Taejon is called Johnny by Owner Finch. At Corona Del Mar, where the Finches operate a ceramics shop and factory, Johnny sleeps on his mistress's boudoir dressing table and has the run of the house. In their native Afghanistan, Afghans like to perch above the ground (usually on rocks) with one clear eye on danger, and in a concession to the persistence of this instinct the Finches have surrounded Taejon's dressing table with a picture window. They often find him staring skyward at a drifting sea gull or even an airplane with the peculiar alert, predatory look that has so impressed judges.

The Finches, now grandparents, took up dog-breeding after their family of three had grown up and married.

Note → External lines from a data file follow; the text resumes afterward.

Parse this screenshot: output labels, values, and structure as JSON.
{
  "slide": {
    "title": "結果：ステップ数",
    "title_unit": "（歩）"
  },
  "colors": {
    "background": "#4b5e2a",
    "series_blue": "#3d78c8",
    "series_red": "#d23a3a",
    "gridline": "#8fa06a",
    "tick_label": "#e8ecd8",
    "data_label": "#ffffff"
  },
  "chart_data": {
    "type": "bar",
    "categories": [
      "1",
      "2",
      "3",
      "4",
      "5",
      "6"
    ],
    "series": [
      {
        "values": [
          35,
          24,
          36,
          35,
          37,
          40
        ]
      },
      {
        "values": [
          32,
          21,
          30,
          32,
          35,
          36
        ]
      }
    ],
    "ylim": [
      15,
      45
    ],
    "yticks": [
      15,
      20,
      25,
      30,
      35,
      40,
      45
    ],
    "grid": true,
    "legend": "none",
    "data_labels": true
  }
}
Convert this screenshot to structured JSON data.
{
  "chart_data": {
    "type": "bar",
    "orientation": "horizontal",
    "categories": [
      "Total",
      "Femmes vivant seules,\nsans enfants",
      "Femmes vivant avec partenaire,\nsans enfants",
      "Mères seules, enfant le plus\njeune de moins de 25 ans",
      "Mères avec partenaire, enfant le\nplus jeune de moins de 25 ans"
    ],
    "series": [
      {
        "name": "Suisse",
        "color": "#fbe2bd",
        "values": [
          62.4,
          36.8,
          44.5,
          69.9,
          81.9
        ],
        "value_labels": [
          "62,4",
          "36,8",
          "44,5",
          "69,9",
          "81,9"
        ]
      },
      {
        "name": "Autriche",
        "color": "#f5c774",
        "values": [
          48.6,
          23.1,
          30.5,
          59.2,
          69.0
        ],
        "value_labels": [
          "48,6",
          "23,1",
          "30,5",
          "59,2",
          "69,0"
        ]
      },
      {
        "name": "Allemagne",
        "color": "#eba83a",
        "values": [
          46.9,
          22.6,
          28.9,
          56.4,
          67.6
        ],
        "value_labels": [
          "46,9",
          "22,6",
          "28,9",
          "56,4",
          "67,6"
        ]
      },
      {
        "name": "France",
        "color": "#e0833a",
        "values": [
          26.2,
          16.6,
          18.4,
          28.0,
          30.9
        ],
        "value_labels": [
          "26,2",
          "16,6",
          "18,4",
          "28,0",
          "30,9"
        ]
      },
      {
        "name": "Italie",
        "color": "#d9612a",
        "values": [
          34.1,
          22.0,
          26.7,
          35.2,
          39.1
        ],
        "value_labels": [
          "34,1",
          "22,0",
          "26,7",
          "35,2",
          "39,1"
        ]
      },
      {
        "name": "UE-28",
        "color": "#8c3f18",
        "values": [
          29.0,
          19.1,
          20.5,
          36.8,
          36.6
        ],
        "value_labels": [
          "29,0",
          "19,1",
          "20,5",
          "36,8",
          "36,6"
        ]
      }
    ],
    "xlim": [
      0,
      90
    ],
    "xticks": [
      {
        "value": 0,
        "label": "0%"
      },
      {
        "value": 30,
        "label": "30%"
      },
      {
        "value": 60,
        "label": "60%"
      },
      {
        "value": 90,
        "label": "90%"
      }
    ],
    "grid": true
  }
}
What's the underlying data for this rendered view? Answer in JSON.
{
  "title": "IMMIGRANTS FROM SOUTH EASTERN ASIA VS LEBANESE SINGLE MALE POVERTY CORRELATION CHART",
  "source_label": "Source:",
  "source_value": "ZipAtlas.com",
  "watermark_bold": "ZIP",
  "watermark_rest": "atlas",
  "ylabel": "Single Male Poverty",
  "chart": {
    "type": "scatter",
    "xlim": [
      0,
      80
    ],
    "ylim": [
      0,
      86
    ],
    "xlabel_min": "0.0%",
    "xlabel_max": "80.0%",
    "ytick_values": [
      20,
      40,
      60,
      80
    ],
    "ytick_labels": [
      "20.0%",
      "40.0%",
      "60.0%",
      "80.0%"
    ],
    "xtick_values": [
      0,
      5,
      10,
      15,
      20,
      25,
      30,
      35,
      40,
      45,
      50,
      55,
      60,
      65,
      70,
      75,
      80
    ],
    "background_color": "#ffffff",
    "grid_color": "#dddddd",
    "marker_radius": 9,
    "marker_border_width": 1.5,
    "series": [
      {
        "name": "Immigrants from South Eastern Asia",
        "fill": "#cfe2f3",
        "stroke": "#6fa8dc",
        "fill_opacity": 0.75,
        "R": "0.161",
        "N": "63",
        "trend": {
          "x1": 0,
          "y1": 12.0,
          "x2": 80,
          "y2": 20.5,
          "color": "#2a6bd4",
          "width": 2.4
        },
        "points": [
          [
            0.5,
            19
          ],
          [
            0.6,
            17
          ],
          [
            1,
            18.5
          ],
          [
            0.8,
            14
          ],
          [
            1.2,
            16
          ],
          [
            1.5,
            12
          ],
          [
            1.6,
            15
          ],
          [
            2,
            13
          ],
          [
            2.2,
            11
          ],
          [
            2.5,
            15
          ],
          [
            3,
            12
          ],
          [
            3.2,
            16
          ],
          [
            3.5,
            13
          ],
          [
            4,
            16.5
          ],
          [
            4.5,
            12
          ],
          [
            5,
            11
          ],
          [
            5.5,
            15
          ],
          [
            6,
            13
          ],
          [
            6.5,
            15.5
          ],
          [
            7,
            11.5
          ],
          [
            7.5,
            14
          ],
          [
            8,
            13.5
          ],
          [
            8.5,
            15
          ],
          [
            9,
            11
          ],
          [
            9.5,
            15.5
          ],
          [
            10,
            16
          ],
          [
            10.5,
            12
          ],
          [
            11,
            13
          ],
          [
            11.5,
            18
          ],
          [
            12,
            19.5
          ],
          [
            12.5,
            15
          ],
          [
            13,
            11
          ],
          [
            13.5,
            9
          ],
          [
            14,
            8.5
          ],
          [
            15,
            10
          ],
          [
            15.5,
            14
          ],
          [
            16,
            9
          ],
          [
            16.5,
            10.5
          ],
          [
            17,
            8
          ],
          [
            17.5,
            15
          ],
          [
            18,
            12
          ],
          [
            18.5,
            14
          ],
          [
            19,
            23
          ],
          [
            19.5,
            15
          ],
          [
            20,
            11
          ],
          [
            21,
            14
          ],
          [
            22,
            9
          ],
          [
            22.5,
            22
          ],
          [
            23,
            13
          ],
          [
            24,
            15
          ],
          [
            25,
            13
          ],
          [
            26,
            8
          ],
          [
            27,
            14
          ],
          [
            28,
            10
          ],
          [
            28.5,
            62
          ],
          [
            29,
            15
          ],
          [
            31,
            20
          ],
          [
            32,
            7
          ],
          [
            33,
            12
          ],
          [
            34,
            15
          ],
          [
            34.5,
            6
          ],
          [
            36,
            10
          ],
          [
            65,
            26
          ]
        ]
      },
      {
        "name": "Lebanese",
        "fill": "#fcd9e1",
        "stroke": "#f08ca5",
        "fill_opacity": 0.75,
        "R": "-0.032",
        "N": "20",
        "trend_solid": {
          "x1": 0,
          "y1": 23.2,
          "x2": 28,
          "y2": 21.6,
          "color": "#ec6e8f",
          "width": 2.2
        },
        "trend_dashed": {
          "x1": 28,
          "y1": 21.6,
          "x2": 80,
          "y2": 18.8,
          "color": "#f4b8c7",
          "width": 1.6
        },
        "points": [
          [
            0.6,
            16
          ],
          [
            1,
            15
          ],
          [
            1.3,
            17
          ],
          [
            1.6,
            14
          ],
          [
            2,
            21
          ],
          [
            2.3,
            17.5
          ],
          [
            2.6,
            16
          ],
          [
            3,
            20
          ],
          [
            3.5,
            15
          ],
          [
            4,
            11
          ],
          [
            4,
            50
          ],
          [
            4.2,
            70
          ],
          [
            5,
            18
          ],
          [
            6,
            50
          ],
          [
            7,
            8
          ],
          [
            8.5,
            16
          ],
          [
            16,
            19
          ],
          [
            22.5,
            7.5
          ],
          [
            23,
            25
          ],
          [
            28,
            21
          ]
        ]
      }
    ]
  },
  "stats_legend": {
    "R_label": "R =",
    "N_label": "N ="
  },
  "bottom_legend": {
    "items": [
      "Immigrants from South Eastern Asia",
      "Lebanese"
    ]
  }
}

Their theory of dog-raising is that the animal must be treated as a precocious child, given happy surroundings and constant injections of confidence.

Taejon, it so happens, has the confidence of a river boat gambler with a stacked deck. "It's funny at shows," says Kay Finch, "but when Johnny comes in, the other dogs just wilt."

Because of the Afghan's eastern origin, many of them today bear names which suggest the villains in Kipling novels. For most of her Afghan litters, Breeder Finch has puckishly combined occidental themes with tongue-in-cheek Kiplingese. For example, her "Wild West" litter, sired by Taejon, includes Devi Kkrokit and Jezi Jaimz. Her "birthstone" group (so-called because there happened to be an even year's worth—12—in the litter) include Dhiamon, Kristal and Rubi. Taejon himself is an exception to this method of nomenclature. Whelped in 1950, he was named for the Battle of Taejon in Korea.

A litter of 12 is in no way surprising for Afghans—the appearance of the puppies is. In most breeds the puppy bears some resemblance to the adult, but not so with the Afghan who resembles nothing more than an unhappy cross between a cocker and a mongrel. Having been impressed by mature dogs at show, prospective buyers have often left kennels in a fury, certain that an unscrupulous owner was attempting to foist off a mistake at a profit (the average price for a puppy of show calibre is $250).

But as the puppy develops, his shagginess takes shape. The "monkey whiskers" disappear, leaving a smooth face surmounted by a silky topknot. The hair along the back, called the saddle, becomes short and smooth, and a luxuriant coat springs out from the sides.